One of our key goals as data analysts is to merge multiple data sets into a single
data set. The way we do this is by querying our data (also referred to as merging or
blending data). At the end of the day, if you understand the basic concepts behind
writing a query, then you can master any tool that is used to arrange that data into
a single data set.
Querying Data
You may find that the first step you perform as an analyst is querying the data.
You will create your data set and then you will begin the data transformations,
like combining names or creating functions. You will use joins when working
with any two or more data sets that need to be combined into a single data set
for reporting.
Let’s start with a list of invoices that we have in our database. This invoice table contains
very valuable invoice details, but it’s missing customer details. It only contains the
CustomerID, which is a foreign key (meaning CustomerID is the primary key in the
customer table). For the data set to be more meaningful, it will need to include the
customer’s name and their geography details, so that we cannot only report on these
elements but also map that information in later visualizations. Because the information
exists in two different tables, we will use a query to join them.
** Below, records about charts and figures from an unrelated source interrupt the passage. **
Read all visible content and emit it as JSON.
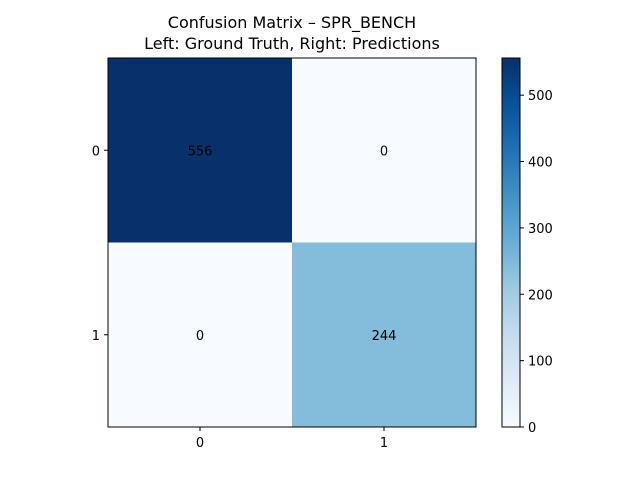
{
  "chart_data": {
    "type": "heatmap",
    "title": "Confusion Matrix – SPR_BENCH",
    "subtitle": "Left: Ground Truth, Right: Predictions",
    "xlabel": "",
    "ylabel": "",
    "x_categories": [
      "0",
      "1"
    ],
    "y_categories": [
      "0",
      "1"
    ],
    "values": [
      [
        556,
        0
      ],
      [
        0,
        244
      ]
    ],
    "colormap": "Blues",
    "color_range": [
      0,
      556
    ],
    "colorbar": {
      "ticks": [
        0,
        100,
        200,
        300,
        400,
        500
      ],
      "tick_labels": [
        "0",
        "100",
        "200",
        "300",
        "400",
        "500"
      ]
    },
    "grid": false,
    "legend": "colorbar-right"
  }
}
Consider these two data sets. Each table contains only the data it is designed to
store for efficiency’s sake. To combine this data into a single, more meaningful set,
it must include the necessary key fields from each table. In our example, we can
use the CustomerID field in each of the data sets to join the customers to the order
information.
We bring this data into a query either through an SQL statement or a query
designer, such as what’s used in tools like SQL Server Management Studio,
Microsoft Access, or Tableau. You will leverage the key fields, which in this example
is the CustomerID, to bring all the records together. Below you will see a screenshot
of one such query designer in the process of merging the two data sets.
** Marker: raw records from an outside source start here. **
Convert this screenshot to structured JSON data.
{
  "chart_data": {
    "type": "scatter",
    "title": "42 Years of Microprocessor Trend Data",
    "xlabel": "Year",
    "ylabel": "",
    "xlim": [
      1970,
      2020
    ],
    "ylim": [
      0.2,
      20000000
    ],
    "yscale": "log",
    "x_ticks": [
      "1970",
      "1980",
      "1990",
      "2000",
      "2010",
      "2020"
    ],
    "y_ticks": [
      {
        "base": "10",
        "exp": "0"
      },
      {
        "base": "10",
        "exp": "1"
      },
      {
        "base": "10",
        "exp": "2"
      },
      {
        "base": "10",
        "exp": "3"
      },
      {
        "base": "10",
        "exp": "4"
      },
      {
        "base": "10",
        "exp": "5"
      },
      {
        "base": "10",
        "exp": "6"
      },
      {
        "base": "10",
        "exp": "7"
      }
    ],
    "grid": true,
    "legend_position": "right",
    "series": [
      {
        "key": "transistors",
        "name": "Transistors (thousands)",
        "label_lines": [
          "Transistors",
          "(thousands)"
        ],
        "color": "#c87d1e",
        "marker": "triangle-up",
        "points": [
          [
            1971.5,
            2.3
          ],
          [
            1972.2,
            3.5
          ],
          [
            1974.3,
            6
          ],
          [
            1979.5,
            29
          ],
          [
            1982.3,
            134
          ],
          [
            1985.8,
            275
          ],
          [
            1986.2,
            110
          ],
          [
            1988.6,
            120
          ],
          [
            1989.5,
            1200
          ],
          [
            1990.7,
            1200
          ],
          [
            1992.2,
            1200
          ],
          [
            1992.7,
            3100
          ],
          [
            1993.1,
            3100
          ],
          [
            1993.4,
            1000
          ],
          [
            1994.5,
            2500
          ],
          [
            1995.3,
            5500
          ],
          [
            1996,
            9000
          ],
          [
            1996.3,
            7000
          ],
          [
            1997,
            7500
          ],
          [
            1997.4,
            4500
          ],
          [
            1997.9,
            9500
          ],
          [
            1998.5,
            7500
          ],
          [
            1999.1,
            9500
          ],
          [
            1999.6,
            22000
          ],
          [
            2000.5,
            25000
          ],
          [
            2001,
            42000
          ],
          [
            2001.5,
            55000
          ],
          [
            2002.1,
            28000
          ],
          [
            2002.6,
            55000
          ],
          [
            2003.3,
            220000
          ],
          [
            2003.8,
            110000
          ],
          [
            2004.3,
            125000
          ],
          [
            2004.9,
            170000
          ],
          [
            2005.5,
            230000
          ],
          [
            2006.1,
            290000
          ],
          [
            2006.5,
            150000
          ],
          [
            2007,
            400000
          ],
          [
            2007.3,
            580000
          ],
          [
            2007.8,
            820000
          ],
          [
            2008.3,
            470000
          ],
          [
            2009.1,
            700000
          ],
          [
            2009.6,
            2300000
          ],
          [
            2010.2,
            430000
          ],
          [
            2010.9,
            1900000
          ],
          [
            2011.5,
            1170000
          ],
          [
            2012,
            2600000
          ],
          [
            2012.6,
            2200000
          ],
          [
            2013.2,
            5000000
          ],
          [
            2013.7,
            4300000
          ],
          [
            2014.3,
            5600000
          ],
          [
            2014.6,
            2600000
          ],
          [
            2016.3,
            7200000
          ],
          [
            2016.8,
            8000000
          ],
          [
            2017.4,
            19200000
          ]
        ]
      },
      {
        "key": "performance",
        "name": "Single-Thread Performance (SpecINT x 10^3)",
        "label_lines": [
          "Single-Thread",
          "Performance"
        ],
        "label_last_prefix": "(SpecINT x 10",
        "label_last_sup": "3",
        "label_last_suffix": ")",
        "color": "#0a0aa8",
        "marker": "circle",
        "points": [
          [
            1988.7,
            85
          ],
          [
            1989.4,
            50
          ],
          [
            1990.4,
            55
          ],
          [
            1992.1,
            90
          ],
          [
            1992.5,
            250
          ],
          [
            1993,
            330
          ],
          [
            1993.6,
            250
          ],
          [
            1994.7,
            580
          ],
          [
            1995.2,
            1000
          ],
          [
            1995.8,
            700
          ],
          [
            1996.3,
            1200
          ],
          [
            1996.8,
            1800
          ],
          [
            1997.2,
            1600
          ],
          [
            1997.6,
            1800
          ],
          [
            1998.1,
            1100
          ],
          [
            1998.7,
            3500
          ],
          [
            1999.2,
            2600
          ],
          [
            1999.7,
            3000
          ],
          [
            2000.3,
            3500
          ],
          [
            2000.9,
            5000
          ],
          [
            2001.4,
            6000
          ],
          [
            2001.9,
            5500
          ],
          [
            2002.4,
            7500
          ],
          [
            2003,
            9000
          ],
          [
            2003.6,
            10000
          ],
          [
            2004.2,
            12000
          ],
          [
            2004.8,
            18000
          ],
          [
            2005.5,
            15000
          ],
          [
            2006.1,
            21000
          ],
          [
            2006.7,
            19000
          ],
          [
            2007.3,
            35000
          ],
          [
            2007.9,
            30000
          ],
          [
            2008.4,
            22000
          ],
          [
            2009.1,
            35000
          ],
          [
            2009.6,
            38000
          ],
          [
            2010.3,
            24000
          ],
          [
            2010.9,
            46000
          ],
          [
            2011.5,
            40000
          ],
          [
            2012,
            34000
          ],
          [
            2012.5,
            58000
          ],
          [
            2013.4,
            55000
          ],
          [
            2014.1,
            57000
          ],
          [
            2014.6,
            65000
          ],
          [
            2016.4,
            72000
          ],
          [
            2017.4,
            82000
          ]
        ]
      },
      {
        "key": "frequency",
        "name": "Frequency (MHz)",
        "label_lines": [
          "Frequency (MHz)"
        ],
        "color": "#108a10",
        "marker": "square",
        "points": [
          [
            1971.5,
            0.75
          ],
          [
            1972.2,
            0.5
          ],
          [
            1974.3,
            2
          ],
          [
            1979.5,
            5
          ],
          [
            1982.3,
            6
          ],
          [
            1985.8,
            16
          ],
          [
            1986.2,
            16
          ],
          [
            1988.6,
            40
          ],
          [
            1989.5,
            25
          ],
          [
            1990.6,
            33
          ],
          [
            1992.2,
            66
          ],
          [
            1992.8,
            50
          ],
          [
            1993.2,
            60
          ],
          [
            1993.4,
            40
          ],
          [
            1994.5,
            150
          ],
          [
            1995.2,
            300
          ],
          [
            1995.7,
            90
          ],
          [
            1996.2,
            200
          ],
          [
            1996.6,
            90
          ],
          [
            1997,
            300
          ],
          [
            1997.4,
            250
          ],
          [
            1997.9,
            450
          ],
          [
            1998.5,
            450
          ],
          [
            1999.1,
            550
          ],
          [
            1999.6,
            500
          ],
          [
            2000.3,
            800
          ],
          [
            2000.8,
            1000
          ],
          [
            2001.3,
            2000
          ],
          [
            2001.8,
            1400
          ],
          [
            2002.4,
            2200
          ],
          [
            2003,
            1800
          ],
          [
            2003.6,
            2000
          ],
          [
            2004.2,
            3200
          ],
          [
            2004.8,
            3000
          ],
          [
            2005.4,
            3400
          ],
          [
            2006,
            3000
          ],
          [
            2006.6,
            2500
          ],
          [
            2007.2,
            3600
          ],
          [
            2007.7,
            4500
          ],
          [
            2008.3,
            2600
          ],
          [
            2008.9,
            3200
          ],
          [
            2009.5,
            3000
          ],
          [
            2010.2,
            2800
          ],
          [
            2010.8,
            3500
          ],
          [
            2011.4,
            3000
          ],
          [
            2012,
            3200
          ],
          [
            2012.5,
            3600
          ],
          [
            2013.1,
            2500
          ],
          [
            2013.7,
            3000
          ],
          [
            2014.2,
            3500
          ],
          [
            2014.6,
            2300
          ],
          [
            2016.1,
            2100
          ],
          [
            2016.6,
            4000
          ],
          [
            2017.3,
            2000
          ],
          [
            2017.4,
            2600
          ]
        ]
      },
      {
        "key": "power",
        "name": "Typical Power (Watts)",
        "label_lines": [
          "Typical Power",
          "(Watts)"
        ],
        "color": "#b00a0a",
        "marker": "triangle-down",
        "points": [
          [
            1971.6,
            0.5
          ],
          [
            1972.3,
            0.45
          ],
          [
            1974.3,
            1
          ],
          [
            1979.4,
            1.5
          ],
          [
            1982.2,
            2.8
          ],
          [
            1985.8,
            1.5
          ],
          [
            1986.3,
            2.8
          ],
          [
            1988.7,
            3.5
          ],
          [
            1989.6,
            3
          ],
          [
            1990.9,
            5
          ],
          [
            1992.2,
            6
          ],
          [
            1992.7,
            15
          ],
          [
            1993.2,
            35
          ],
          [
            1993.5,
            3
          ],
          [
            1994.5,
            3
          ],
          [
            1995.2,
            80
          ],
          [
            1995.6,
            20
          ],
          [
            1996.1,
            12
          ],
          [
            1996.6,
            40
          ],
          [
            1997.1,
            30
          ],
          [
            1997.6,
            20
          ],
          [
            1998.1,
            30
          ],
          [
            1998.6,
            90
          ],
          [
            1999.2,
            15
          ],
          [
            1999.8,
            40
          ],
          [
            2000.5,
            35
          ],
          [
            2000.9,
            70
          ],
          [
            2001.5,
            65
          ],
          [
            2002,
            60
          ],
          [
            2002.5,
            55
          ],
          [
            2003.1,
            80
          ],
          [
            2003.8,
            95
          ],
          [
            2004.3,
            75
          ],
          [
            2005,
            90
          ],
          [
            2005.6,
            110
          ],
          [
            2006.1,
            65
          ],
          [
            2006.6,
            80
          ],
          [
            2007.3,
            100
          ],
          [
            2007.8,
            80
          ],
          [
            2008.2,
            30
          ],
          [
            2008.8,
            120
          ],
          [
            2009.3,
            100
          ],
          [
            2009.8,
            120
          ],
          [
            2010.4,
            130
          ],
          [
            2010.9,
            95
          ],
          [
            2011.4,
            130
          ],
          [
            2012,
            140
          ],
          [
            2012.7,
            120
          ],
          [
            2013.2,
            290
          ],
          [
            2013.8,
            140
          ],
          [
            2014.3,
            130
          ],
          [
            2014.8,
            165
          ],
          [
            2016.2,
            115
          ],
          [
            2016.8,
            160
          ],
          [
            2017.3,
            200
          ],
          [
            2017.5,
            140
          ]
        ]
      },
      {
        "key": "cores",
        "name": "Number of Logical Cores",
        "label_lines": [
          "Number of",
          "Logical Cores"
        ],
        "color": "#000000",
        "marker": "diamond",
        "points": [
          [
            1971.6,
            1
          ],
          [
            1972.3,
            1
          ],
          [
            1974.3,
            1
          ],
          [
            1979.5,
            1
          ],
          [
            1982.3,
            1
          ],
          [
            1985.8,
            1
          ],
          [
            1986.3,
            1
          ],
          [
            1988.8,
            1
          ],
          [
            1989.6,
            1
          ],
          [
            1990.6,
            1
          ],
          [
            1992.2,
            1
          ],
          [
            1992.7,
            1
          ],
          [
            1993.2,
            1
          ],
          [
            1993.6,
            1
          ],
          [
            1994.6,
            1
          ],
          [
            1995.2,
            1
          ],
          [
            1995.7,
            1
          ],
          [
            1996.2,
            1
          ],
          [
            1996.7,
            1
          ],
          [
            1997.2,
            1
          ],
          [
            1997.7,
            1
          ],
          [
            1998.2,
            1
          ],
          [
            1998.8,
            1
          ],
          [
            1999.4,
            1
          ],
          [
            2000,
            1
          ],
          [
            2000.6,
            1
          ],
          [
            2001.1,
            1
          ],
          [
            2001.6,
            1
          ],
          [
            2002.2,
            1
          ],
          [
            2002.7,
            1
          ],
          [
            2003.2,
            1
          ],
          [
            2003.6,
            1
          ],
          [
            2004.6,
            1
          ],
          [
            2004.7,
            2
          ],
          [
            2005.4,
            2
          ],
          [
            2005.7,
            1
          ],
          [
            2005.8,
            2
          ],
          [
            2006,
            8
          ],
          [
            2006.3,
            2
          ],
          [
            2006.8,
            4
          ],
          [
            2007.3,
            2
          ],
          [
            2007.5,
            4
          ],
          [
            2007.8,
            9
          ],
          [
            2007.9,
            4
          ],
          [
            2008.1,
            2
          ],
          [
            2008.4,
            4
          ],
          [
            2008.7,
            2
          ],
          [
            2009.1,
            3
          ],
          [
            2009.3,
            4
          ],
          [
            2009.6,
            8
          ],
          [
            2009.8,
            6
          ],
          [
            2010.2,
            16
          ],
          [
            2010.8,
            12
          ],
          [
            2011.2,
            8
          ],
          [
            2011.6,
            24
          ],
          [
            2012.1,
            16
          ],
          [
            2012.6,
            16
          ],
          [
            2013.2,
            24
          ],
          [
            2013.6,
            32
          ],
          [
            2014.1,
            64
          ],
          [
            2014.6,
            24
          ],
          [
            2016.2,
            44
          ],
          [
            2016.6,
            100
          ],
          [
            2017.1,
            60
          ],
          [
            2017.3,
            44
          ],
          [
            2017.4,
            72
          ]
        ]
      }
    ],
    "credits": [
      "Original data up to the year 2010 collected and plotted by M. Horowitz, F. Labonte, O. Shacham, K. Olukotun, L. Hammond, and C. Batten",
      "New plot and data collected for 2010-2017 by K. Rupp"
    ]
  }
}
When a relationship in the database exists between the tables you are using in your
query, it will automatically show the join line between the two tables on the key
field. When a relationship doesn’t exist, the analyst will need to create the join line
by dragging and dropping the key field from one table to the key field in the other
table. In the case of our screenshot, we would drag and drop CustomerID from
the Customers table to CustomerID in the Orders table. The initial join type will be
an inner join. This join type defaults to showing records that exist in both tables,
which means it will only show customers that have made orders (and will not show
customers that have not made an order).
Types Of Joints
There are multiple join types that you can use when querying data, and it can be
hard to understand which join would be best in any given situation. The decision
about which join type to use should be based on what results in you need from your
data set.
- Cross join/Cartesian join: Data doesn’t have a direct join on a key field.
- Inner join: Data is joined so that only records that exist in both tables appear in
the result. - Left outer join: The left table displays all results of the left table, while only
matching records in the other (right) table appear in the result. - Right outer join: The right table displays all results of the right table, while only
matching records in the other (left) table appear in the result. - Full outer join: Data is joined so that all records, matched or unmatched, show
in the results.
The Impact of Each Join to Data
Because joins ultimately control what data shows in the results, it is important to
understand the impact of each type. Let’s return to our example, in which we want
to query data from the customers data set and the invoices data set, and break
down each outcome using different join types
Cross Join
When tables are added to a query and no join is specified, the end result will be that
each record in each table is tied together. In the case of our query above, this would
associate each customer to every order in the orders table, meaning every order that
has been placed will be associated to every customer regardless of whether its their
order. When it does not know how to join the records through the key, it will default to
joining every record to every record. Because of this, cross joins are rarely used.
Inner Join
Inner joins are typically the default join type for most programs that query. The
result of an inner join for this data set is that for every customer who has placed an
order, there will be a record in the results. This means that by using an inner join,
you will automatically exclude any customer who has not placed an order
Left Outer Join
Left outer joins specify that all records from the table on the left side and only
matching records from the right table show in the results. In this case, the left table
is the Customer table, which means all customers will show in the results whether
they have no orders, one order, or multiple orders
When a customer who has no order shows up in the results, it will produce a null
for all the order fields (because that order doesn’t exist).
Right Outer Join
Right outer joins function the same way as left outer joins, except in this type all
records from the right table and only matching records in the left are shown in the
results. This join type will also show Nulls when a match doesn’t exist. With this join
type, the results would make clear any instances where we have orders that did not
have a customer record.
Full Outer Join
A full outer join is like creating a left outer and right outer at the same time,
meaning it displays the same results you would see if you run both a left and right
join query, but in one single set. This is a great way to troubleshoot potential bad
records, or records due to be corrected. The result here would show all customers
regardless of their orders, and also all orders.
Conclusion
We have got to learn how to query multiple data at one go. We also have learned what are joints, what is the use of joints, what are the types of joints, and what each joint describes.